A Rise in SIPP Complaints

A recent article in Retirement Planner really caught our eye. The final quarter of 2013 saw a 123% increase in complaints to the Financial Ombudsman Service (FOS) regarding SIPPs, from 176 in Q3 to 393 in Q4. This large spike in complaints raises a lot of question about what is happening in the SIPP market. Is it the quality of the investments, poor advice from advisers or lack of due diligence by SIPP providers?

SIPPs have become increasingly popular as investors look to take a more active role in saving for their retirement. There are now more than 1 million SIPPs in the market, with alternative investments being a driver behind growth in recent years – in 2012 about 70% of the funds flowing into alternative investments came from SIPPs. This has though fallen dramatically over the last year due to a large clampdown by the FCA.

Unregulated Investments

The FOS revealed that the majority of recent complaints have been regarding UCIS. There have been a number of high profile unregulated investments that have run into difficulties during the past year, and there is a concern over whether products are being created solely to tap into consumer demand for non-stock market based investments promising higher returns.

One of the main concerns surrounds how the SIPP and the underlying investments were sold. Originally SIPPs were designed for investors who were prepared to make their own investment decisions. The idea of clients being sold the concept of an alternative investment product and then the SIPP in order to purchase that product (where the client was not actually suitable) could cause major problems in the future.

Many of the recent claims to the FOS outline a lack of due diligence by the adviser and SIPP provider and bad investment advice from the adviser. With the lack of regulation, alternative investment providers have been allowed to cut corners and provide misleading and one-sided marketing material, without properly outlining the risks involved.

The Regulator

The FCA restricted the promotion and sale of UCIS to only HNWIs and sophisticated investors from January this year, and has also recently won a court case against Capital Alternatives where the FCA believed they had been illegally operating a collective investment scheme. A number of alternative investments continue to operate without regulation and were not caught by the recent ban, but the outcome of the recent Capital Alternatives court case could result in further claims against these types of investment.

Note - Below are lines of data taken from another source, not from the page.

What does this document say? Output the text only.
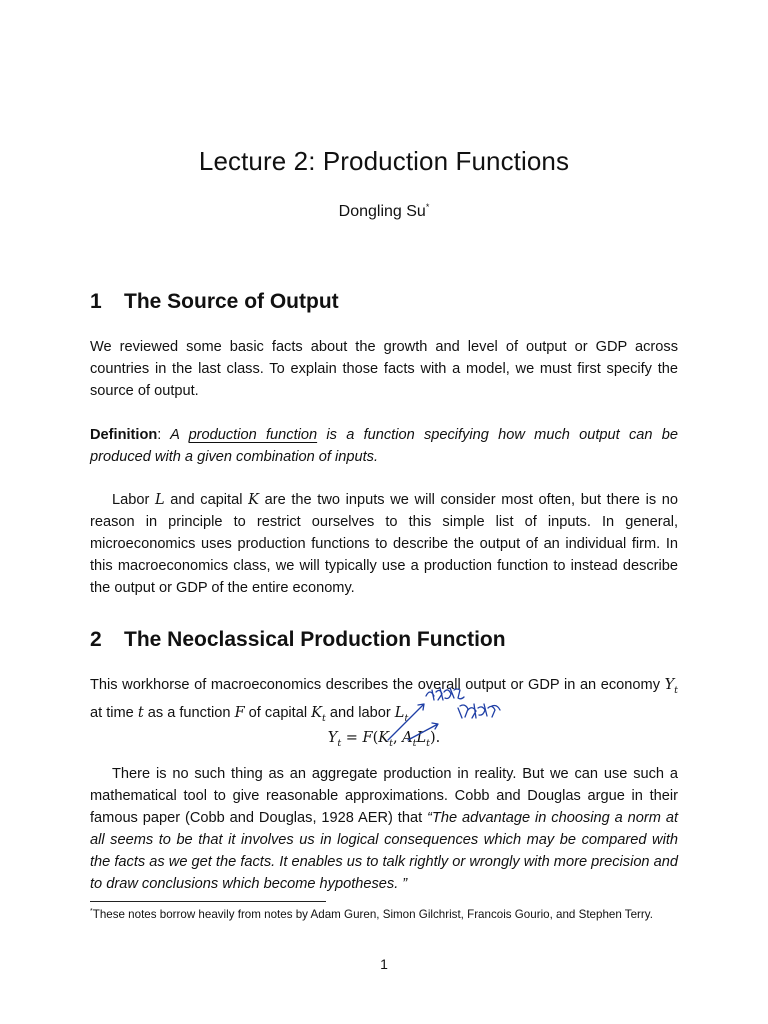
Lecture 2: Production Functions

Dongling Su*

1 The Source of Output

We reviewed some basic facts about the growth and level of output or GDP across countries in the last class. To explain those facts with a model, we must first specify the source of output.

Definition: A production function is a function specifying how much output can be produced with a given combination of inputs.

Labor L and capital K are the two inputs we will consider most often, but there is no reason in principle to restrict ourselves to this simple list of inputs. In general, microeconomics uses production functions to describe the output of an individual firm. In this macroeconomics class, we will typically use a production function to instead describe the output or GDP of the entire economy.

2 The Neoclassical Production Function

This workhorse of macroeconomics describes the overall output or GDP in an economy $Y_t$ at time t as a function F of capital $K_t$ and labor $L_t$

$Y_t = F(K_t$, $A_tL_t$).

There is no such thing as an aggregate production in reality. But we can use such a mathematical tool to give reasonable approximations. Cobb and Douglas argue in their famous paper (Cobb and Douglas, 1928 AER) that “The advantage in choosing a norm at all seems to be that it involves us in logical consequences which may be compared with the facts as we get the facts. It enables us to talk rightly or wrongly with more precision and to draw conclusions which become hypotheses. ”

*These notes borrow heavily from notes by Adam Guren, Simon Gilchrist, Francois Gourio, and Stephen Terry.

1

There have been concerns around the tactics being used to bring about claims against SIPP providers. Neil MacGillivray from the Association of Member Directed Pension Schemes (AMPS) noted that at times solicitors have been pursuing claims where the investment has failed, writing to the SIPP providers on behalf of ‘their client’ but where they have not even gained any consent from the investor to act on their behalf.

Outlook

There is no doubt that we will see further complaints in the future and a rise in claims management firms targeting UCIS and other unregulated investment, which has the potential to be detrimental to investors.

We are also likely to see further consolidation of SIPP providers once the new capital adequacy requirements have been brought in. This could be a major problem for smaller firms who may not be able to meet the new requirements, and we could also see the closure of some providers who are over-exposed to alternatives.

But increased regulation should help to drive poor investments out of the market and push advisers to be more proactive when it comes to their due diligence.

It will be interesting to see how the market develops in 2014.